Surdiagnostic et surtraitement : imposible de distinguer les cancers qui, majoritaires, vont évoluer des autres

Si le dépistage permet une détection précoce, explique encore l’institut, il peut aussi générer le diagnostic et le traitement de cancers peu évolutifs. Dans l’état actuel des connaissances scientifiques, il n’est pas possible de distinguer, lors du diagnostic, les cancers qui vont évoluer, et qui sont majoritaires, de ceux qui évolueront peu ou n’auront pas de conséquences pour la femme concernée (de 10 % à 20 % des cancers détectés).
Pour ces cancers, qui n’auraient pas été découverts en l’absence de mammographie, on parle de surdiagnostic.

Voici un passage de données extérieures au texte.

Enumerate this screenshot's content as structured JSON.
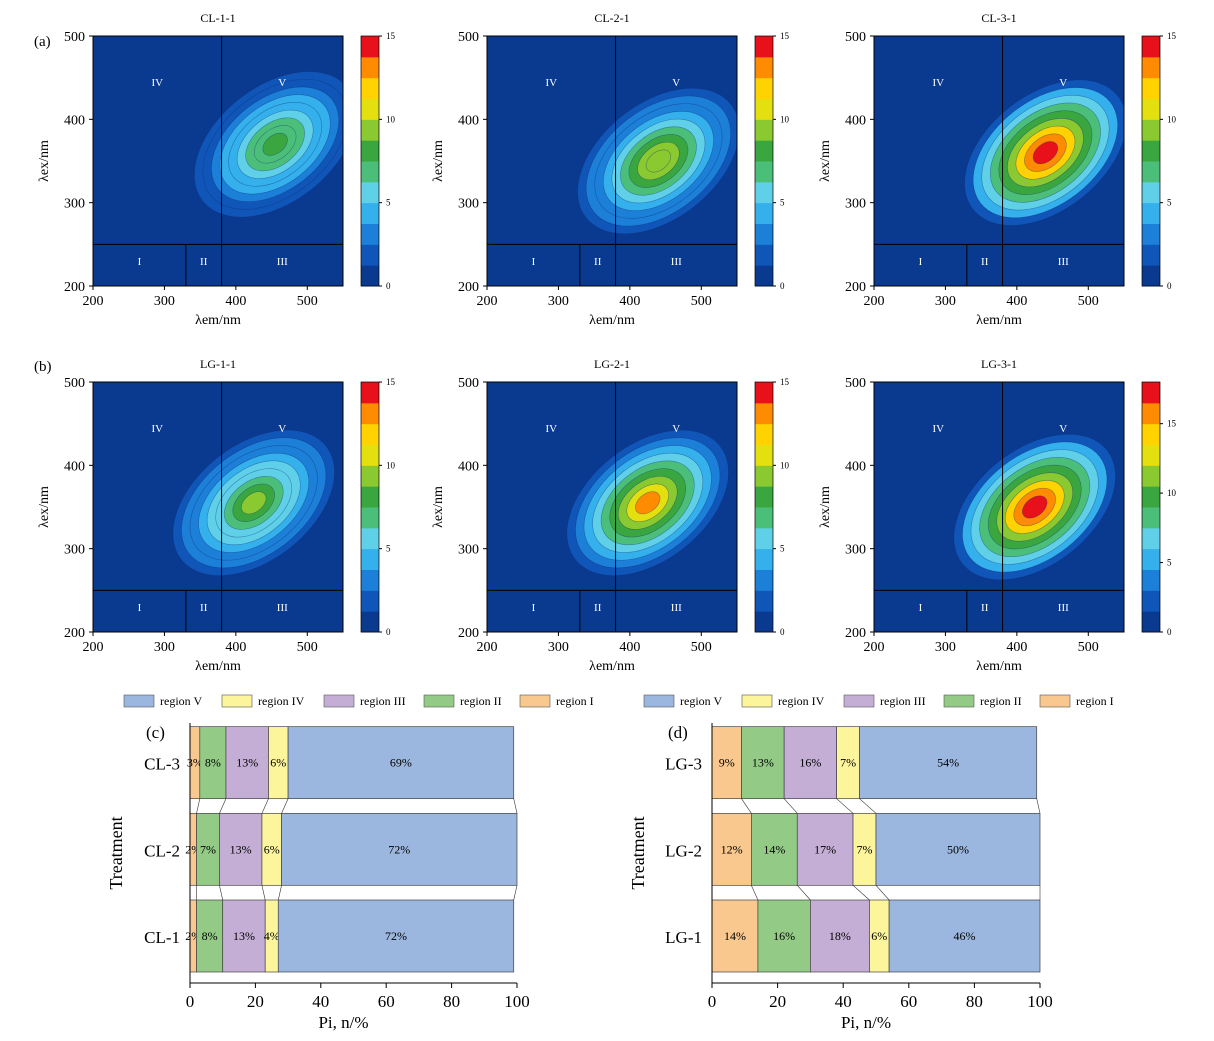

Celui-ci est par nature inhérent à tout acte de dépistage. Par ailleurs, comme il n’est pas encore possible de prédire l’évolution d’une lésion cancéreuse au moment où elle est diagnostiquée, il est souvent proposé, par précaution, de traiter l’ensemble des cancers détectés, on parle alors de surtraitement. Les chercheurs travaillent actuellement à mieux identifier les cancers susceptibles d’être peu évolutifs pour proposer des traitements adaptés.”